Die SNB wird ihren Entscheid eine Woche nach der September-Sitzung der Federal Reserve bekanntgeben. Während der Markt eine etwa 20-prozentige Chance auf eine Senkung um einen halben Punkt durch die US-Notenbank erwartet, ist diese Wahrscheinlichkeit in letzter Zeit gesunken.
«Es wird für die SNB schwierig sein, gegen den Markt zu kämpfen»
Seit Anfang Juli hat der Franken gegenüber dem Dollar rund 6 Prozent zugelegt. Dieser Anstieg war das Resultat des Zusammenbruchs in den bis dahin beliebten Carry Trades - also die Aufnahme von Krediten in Niedrigzinswährungen um in Hochzinswährungen zu investieren - und die anschliessende Flucht der Anleger in sichere Anlagen. Im vergangenen Monat erreichte der Franken gegenüber dem Euro den höchsten Stand seit 2015.
Vor diesem Hintergrund haben Schweizer Exporteure die SNB aufgefordert, «schnell zu handeln» und so einen zusätzlichen Anstieg des Frankens zu stoppen. Ihrer Meinung nach gefährden die Kursgewinne des Frankens die Erholung der Auslandsverkäufe. Die SNB verzichtete in den ersten drei Monaten des Jahres weitgehend auf Interventionen am Devisenmarkt. Die vierteljährlichen Interventionszahlen für den Zeitraum von April bis Juni werden Ende September veröffentlicht.
«Es wird für die SNB schwierig sein, gegen den Markt zu kämpfen», sagte ein Devisenstratege bei der UBS gegenüber Bloomberg. Er sieht das Risiko einer Senkung um einen halben Punkt, auch wenn die Ökonomen der Bank eine geringere Senkung erwarten.
Nicht jeder ist davon überzeugt, dass die Zentralbank eine grosse Zinsreduktion vornehmen muss. Regelmässige Senkungen um 25 Basispunkte in Kombination mit direkten Devisenmarktinterventionen könnten ausreichen, um eine weitere Aufwertung des Frankens zu verhindern, so der Leiter der G-10 Devisenmarktstrategie bei Nomura. Er sieht eine geringe Wahrscheinlichkeit für eine Senkung von mehr als 25 Basispunkten.

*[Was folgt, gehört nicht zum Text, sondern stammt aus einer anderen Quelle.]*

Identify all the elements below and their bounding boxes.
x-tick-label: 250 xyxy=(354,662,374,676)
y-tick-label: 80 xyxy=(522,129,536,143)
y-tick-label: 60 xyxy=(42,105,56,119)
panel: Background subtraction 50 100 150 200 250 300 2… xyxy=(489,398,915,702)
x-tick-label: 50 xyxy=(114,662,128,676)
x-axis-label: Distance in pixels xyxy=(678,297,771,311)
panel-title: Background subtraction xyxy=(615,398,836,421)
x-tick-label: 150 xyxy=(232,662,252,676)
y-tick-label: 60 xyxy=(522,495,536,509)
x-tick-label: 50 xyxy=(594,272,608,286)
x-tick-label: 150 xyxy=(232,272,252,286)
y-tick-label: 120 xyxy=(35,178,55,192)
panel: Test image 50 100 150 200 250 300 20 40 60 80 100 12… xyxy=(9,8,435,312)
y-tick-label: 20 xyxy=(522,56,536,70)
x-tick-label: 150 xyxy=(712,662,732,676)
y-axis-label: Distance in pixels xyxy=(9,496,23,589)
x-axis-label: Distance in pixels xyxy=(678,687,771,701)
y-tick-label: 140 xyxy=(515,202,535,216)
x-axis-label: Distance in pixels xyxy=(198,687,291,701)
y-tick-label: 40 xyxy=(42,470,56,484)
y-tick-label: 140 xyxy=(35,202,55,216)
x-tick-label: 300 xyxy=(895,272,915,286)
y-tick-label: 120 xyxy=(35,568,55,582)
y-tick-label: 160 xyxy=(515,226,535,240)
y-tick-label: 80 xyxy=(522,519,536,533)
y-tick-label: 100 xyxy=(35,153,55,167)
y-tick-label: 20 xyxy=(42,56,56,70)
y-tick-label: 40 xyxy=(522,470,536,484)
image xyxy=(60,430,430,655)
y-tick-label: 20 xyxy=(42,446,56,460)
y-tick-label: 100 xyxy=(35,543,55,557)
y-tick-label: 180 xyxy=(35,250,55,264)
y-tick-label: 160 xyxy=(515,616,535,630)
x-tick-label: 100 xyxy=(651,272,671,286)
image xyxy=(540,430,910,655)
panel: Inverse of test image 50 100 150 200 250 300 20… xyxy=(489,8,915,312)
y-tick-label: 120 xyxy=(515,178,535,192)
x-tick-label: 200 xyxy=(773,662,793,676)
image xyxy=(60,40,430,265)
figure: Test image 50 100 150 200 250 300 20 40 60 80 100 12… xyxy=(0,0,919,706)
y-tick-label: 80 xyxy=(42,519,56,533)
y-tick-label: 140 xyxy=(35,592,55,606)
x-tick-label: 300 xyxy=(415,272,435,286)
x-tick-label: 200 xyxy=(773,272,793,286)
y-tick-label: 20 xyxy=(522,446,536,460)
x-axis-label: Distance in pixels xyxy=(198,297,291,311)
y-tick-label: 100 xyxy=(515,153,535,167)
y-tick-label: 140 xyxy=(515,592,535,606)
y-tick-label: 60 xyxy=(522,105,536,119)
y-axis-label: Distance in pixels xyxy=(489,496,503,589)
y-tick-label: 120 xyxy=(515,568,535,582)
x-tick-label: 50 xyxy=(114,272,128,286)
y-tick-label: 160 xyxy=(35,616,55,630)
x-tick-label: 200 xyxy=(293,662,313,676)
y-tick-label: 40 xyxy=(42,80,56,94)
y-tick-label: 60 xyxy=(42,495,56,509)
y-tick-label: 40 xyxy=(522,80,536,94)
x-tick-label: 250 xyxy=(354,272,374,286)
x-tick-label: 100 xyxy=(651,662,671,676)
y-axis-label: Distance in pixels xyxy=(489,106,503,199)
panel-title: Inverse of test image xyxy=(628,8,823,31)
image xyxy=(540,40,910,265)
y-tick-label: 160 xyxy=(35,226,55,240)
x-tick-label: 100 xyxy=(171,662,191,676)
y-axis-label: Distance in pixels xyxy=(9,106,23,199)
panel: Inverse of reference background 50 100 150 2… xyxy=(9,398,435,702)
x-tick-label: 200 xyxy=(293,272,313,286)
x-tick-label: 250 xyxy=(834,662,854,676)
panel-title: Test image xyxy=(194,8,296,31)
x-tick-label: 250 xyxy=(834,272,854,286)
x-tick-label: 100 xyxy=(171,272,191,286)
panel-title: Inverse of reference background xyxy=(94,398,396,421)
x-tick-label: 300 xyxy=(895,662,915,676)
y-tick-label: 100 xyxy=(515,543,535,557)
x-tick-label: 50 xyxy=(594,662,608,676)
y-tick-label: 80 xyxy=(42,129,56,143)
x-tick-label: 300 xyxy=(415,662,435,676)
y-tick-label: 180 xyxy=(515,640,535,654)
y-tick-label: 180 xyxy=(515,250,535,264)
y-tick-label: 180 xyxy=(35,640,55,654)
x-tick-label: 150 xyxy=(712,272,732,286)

Die SNB hat die geldpolitische Lockerung früher als die anderen Zentralbanken der Welt eingeleitet und die Zinssätze bei beiden Sitzungen in diesem Jahr gesenkt, womit das Leitzinsniveau nun bei 1,25 Prozent liegt. Die Inflation liegt seit über einem Jahr innerhalb des von der Zentralbank angestrebten Zielbereichs von 0 bis 2 Prozent und betrug im August 1,1 Prozent. «Die Inflation ist in ihrem Fall viel zu niedrig und sie brauchen eine Abschwächung der Währung», sagte der Leiter der G-10 Devisenstrategie bei der Bank of America. «Ich denke, sie sollten 50 Basispunkte machen.»
(Bloomberg)
6 Kommentare
Der Zins des Geldes ergibt sich durch den freien Markt. Er zeigt an, wieviel Geld momentan Wert ist, und wie hoch das Risiko ist, es auszuleihen. Der Zins sollte also nicht zentral durch irgendwelche Instanzen gesetzt werden können. Dieses zentralistische Festlegen des Zinses wird immer zu grossen Verwerfungen am Markt führen. Die SNB ist dabei ziemlich dem Dollar ausgeliefert und kann immer nur reagieren nach den Entscheidungen in den USA...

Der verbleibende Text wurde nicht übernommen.